Q: At the end of the Introduction, a brief description of the following sections could be presented, for example, “Section 2 represents …, In Section 3 is given …”

A:  We have done it, as suggested.

 

Q: The keywords “memristive grid” and “programmable devices” could not be found in the text, please include them.

A: We have done it, as suggested.

Reviewer 3 Report

The paper entitled "GERARD: GEneral RApid Resolution of Digital mazes using a memristor emulator" proposed a system of searching for optimal paths and concreted on FPGA. Also, a parallel algorithm is applied to reduce computing time and increase the efficiency. The subject/conclusions are rather interesting, so I recommend to accept this paper. However, there are still some points that need to be improved and discussed in the article.

In the following, I summarize these points:

• In paper title, “using a memristor emulator” can be “using memristor emulator”.
• In Abstract, “memristive emulator” is “memristor emulator”?
• In Introduction, some other simple memristor emulators can be reviewed, such as the memristive diode bridges, see e.g., Bursting oscillations and coexisting attractors in a simple memristor-capacitor-based chaotic circuit.
• As for how to use the memory performance of memristor to realize path measurement, it is suggested to add a clear and detailed description.
• In the exploration of the shortest path, has the global been calculated several times, and is it possible to reduce it, why?
• Can you list the efficiency comparison between this method and other algorithms in order to confirm the improvement of this method?
• The quality of figures 3 and 7 can be further improved.

Author Response

We thank the reviewer for the comments. All the improvements appear in red in the manuscript. Below are the specific answers.

 

Q: In paper title, “using a memristor emulator” can be “using memristor emulator”.

A: We thank the reviewer for this suggestion, but we feel that, since we are proposing a specific emulator, it's more correct keeping the "a".

 

Q: In Abstract, “memristive emulator” is “memristor emulator”?

A: It has been corrected.

 

Q: In Introduction, some other simple memristor emulators can be reviewed, such as the memristive diode bridges, see e.g., Bursting oscillations and coexisting attractors in a simple memristor-capacitor-based chaotic circuit.

A: We have improved the discussion on memristor emulators, including the above suggestion.

 

Q: As for how to use the memory performance of memristor to realize path measurement, it is suggested to add a clear and detailed description. In the exploration of the shortest path, has the global been calculated several times, and is it possible to reduce it, why?

A: The global time is only calculated once the signal propagating through the grid reaches the end node.Then, by backpropagation, we calculate the time needed to get back to the starting poing. Thus, it is not possible to reduce the number of times it is calculated. This is mentioned in the paper, just above Eq. 3: "Once the final target node is reached, it sends a signal to the controller, which in turn, recovers the path. This is simply achieved by recovering the activated input from each node, and working the way back from the final node to reconstruct the actual path."

 

Q: Can you list the efficiency comparison between this method and other algorithms in order to confirm the improvement of this method?

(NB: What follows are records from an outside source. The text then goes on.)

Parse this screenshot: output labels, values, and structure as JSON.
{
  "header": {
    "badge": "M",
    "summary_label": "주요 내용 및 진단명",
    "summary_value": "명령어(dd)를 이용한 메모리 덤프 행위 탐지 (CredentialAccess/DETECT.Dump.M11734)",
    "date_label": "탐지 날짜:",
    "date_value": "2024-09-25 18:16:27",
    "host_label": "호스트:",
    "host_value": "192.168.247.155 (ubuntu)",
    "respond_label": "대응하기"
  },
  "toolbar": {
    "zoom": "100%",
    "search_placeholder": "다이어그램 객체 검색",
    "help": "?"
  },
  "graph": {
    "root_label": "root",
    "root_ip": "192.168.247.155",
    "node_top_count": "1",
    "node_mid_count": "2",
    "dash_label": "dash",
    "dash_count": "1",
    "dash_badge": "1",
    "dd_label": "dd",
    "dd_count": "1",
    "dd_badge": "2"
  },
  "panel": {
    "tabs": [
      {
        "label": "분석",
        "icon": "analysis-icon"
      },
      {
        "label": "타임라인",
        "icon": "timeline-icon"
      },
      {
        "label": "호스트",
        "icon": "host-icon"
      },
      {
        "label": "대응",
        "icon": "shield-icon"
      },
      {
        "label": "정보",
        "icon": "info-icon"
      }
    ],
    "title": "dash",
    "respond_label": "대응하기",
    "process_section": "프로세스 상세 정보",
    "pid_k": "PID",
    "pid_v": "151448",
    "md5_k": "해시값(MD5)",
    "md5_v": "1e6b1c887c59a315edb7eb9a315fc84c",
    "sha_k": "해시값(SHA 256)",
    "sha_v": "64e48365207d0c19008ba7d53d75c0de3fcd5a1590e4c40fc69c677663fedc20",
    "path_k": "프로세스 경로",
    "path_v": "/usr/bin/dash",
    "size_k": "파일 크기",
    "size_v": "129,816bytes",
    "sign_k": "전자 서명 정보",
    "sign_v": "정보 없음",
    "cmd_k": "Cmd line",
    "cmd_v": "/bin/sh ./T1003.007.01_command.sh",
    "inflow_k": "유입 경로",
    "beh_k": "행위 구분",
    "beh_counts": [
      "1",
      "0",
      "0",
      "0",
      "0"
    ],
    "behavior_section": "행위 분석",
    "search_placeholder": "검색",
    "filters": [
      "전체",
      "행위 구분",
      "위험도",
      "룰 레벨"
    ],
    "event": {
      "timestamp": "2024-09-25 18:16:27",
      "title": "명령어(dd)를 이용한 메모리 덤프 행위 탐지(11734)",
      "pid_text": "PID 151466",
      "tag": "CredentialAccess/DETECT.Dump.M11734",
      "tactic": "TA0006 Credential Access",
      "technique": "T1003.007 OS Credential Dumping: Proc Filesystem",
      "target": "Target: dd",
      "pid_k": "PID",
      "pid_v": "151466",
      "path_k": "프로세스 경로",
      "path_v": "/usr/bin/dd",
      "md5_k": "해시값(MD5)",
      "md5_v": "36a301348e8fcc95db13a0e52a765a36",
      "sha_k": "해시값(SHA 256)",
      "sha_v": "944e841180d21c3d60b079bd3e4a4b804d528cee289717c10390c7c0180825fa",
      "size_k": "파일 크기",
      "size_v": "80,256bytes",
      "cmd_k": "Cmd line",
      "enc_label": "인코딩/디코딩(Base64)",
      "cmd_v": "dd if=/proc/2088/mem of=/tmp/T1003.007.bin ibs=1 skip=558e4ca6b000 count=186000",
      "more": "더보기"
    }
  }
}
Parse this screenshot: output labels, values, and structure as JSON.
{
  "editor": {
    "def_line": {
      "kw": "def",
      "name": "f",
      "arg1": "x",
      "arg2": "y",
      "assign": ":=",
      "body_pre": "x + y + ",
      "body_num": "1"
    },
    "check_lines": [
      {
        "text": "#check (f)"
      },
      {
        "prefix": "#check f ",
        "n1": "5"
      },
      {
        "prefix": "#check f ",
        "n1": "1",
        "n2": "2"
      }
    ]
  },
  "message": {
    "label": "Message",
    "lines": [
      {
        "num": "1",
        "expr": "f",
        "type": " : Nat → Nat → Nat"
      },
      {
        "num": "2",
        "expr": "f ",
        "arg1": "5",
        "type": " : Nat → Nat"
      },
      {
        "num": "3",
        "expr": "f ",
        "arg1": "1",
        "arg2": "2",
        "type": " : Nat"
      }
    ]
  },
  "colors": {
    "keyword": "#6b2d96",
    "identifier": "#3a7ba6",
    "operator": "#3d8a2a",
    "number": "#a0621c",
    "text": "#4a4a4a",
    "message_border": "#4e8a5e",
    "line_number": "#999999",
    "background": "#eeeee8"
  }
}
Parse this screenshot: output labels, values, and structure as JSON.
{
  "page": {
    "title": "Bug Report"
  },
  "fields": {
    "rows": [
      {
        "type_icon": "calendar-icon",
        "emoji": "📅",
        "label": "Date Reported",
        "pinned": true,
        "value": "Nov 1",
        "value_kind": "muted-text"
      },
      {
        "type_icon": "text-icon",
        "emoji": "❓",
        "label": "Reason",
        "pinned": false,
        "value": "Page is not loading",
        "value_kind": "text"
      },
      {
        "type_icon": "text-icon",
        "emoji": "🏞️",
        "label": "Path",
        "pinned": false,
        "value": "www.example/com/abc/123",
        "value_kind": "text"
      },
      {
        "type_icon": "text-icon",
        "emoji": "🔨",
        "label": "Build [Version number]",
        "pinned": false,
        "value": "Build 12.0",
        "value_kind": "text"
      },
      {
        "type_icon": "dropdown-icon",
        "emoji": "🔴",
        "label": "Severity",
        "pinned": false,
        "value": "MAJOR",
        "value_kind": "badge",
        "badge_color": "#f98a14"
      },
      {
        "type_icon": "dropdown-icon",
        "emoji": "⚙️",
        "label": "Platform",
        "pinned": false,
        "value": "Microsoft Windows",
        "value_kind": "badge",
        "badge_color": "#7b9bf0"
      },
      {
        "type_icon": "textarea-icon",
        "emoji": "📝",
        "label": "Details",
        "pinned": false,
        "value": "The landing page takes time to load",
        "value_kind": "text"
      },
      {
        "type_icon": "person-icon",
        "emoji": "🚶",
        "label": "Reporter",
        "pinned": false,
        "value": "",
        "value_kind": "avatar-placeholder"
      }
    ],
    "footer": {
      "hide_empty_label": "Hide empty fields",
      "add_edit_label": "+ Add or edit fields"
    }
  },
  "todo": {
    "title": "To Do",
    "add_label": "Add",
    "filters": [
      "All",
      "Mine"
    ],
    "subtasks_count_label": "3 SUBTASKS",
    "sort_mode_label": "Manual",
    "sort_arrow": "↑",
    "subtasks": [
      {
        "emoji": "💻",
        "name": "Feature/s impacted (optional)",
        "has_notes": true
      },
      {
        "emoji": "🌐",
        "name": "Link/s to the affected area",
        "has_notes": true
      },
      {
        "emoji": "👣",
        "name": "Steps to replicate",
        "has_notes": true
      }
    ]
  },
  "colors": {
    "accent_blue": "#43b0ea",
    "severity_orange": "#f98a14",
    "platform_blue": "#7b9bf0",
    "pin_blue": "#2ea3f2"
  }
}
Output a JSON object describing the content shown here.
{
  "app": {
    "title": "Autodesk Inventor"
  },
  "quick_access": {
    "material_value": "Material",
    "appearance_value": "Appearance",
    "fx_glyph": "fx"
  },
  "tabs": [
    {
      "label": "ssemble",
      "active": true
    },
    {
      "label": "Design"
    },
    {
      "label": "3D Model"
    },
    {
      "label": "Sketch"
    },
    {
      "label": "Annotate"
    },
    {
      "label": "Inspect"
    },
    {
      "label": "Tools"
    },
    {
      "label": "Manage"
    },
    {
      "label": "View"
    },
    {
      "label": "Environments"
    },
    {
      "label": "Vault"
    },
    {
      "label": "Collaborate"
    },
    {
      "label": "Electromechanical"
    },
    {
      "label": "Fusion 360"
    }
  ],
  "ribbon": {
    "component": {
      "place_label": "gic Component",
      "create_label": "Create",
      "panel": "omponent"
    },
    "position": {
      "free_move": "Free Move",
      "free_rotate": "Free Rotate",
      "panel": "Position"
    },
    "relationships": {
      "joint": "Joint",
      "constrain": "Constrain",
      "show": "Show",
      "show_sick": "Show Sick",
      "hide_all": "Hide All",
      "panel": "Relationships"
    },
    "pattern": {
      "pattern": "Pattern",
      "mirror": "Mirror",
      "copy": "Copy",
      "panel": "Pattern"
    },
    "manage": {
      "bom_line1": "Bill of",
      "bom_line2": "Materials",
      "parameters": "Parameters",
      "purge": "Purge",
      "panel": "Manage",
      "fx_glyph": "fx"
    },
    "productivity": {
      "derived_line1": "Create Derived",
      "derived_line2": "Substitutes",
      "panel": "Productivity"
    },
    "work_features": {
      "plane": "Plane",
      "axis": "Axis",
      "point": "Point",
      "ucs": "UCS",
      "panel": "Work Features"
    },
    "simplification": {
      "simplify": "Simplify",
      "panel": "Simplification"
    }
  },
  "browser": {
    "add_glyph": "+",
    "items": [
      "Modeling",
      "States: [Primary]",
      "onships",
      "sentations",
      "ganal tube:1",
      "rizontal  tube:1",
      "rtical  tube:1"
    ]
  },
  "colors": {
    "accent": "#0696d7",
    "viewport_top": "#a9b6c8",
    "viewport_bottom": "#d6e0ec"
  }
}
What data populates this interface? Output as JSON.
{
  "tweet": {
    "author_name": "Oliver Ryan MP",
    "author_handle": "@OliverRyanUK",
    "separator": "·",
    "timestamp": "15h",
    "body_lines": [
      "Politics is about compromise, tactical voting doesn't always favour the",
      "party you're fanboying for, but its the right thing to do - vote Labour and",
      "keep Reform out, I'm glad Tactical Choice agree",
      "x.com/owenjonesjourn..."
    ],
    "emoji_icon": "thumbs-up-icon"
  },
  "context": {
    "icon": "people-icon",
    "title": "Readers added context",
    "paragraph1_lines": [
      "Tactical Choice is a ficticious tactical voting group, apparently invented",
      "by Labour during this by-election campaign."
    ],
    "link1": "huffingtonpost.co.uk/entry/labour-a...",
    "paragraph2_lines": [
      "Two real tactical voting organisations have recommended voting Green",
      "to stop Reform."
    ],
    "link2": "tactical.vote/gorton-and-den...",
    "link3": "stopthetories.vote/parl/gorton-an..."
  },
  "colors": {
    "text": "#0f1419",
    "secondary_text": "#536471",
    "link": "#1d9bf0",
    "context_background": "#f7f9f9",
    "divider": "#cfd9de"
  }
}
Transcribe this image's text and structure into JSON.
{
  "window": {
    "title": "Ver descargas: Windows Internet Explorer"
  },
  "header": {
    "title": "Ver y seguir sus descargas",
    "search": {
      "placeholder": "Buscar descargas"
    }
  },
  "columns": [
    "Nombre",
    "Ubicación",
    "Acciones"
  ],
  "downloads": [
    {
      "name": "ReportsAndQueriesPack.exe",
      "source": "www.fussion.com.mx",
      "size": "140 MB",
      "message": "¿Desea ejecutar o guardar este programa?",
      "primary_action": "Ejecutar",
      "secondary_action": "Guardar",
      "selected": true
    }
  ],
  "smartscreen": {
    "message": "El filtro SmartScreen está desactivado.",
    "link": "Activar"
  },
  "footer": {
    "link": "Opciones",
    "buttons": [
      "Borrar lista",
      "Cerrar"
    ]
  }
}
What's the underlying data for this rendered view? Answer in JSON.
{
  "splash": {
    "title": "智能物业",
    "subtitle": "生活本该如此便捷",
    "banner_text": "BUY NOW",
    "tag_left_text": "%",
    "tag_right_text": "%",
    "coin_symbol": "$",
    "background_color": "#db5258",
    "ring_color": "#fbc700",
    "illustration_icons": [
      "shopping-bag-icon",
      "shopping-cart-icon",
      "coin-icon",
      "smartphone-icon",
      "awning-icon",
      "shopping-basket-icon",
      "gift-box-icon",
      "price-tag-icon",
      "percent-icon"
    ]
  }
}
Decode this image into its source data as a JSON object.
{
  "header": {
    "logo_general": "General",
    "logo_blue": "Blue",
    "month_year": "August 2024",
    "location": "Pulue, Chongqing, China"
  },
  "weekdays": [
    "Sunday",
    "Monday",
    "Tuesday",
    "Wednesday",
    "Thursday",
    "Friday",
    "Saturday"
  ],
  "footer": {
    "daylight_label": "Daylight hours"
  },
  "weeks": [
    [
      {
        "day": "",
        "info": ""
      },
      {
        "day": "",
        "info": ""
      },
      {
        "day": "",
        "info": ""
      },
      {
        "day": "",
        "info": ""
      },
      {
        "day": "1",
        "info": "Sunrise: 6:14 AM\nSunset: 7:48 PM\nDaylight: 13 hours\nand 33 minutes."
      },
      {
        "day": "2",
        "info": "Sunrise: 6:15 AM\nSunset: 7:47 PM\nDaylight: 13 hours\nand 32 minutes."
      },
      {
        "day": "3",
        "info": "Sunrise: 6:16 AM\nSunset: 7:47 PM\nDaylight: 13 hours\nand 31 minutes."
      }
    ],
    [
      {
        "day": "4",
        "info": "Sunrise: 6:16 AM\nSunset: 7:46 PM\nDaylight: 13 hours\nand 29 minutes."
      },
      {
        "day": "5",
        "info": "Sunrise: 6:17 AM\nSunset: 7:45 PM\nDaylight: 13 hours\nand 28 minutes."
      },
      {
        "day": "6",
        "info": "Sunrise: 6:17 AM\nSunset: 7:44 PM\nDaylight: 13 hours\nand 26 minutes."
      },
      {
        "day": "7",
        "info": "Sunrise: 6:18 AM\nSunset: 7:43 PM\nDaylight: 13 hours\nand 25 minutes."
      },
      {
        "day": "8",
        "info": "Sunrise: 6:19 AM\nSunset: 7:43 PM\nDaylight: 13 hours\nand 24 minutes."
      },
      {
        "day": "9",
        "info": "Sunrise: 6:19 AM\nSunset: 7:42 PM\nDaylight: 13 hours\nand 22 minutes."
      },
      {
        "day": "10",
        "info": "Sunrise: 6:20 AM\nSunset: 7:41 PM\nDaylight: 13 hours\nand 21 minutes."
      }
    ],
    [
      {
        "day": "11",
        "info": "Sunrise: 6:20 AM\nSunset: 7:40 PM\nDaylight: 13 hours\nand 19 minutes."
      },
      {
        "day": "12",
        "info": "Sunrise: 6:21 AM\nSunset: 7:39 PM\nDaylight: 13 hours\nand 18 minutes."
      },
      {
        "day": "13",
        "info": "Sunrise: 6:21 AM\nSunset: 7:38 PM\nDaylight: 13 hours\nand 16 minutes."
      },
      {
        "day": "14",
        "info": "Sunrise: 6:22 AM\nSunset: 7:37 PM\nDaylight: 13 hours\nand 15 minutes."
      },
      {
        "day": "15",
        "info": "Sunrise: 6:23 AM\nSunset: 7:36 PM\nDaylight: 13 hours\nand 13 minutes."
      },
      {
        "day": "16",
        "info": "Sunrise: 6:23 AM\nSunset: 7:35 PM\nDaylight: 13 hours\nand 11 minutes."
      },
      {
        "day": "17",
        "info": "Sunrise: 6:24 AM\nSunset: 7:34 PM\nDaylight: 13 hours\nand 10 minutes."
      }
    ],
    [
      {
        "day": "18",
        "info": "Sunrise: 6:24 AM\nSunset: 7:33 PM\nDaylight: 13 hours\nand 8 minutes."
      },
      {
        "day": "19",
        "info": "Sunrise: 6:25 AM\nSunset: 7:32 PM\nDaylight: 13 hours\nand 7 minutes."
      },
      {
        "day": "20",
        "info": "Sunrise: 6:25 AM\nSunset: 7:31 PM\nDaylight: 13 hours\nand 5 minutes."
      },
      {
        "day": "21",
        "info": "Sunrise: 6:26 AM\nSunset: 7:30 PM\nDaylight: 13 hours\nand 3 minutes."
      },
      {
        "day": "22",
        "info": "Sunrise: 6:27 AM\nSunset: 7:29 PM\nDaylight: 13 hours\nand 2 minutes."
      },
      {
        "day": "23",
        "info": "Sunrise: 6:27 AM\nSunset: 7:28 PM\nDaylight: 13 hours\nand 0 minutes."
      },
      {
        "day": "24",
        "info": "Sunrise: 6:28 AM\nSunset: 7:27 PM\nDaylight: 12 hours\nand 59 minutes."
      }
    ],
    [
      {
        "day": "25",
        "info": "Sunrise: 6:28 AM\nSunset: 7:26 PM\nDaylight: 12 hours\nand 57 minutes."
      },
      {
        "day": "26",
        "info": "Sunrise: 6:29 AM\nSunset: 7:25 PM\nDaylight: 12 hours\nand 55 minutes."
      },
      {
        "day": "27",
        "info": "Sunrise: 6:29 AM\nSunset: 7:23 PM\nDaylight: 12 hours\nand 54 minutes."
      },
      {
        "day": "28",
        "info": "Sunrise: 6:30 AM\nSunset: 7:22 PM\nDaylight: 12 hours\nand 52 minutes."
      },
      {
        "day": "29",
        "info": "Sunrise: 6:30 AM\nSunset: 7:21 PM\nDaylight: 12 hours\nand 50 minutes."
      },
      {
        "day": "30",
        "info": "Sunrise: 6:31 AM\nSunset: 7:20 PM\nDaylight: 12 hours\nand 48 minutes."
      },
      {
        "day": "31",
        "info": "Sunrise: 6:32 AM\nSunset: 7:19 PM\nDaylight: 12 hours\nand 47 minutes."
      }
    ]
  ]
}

A: We have tried to compare the proposed method against the built-in Matlab method, which is assumed to be optimized. However, we could not make it to work for the 300x300 grid. We could make it work for the smaller grids presented before, but since they are trivial examples we don't feel this would provide any significant insight into the performance.

 

Q: The quality of figures 3 and 7 can be further improved.

A: We have changed the figures, and they are improved.

 

 

Round 2

Reviewer 1 Report

The authors have addressed all the reviewer comments, and the manuscript could be accepted as it is.

Reviewer 2 Report

The authors took into account the reviewers recommendations.

Reviewer 3 Report

The authors have revised the manuscript, in my opinion, this revision can be accepted.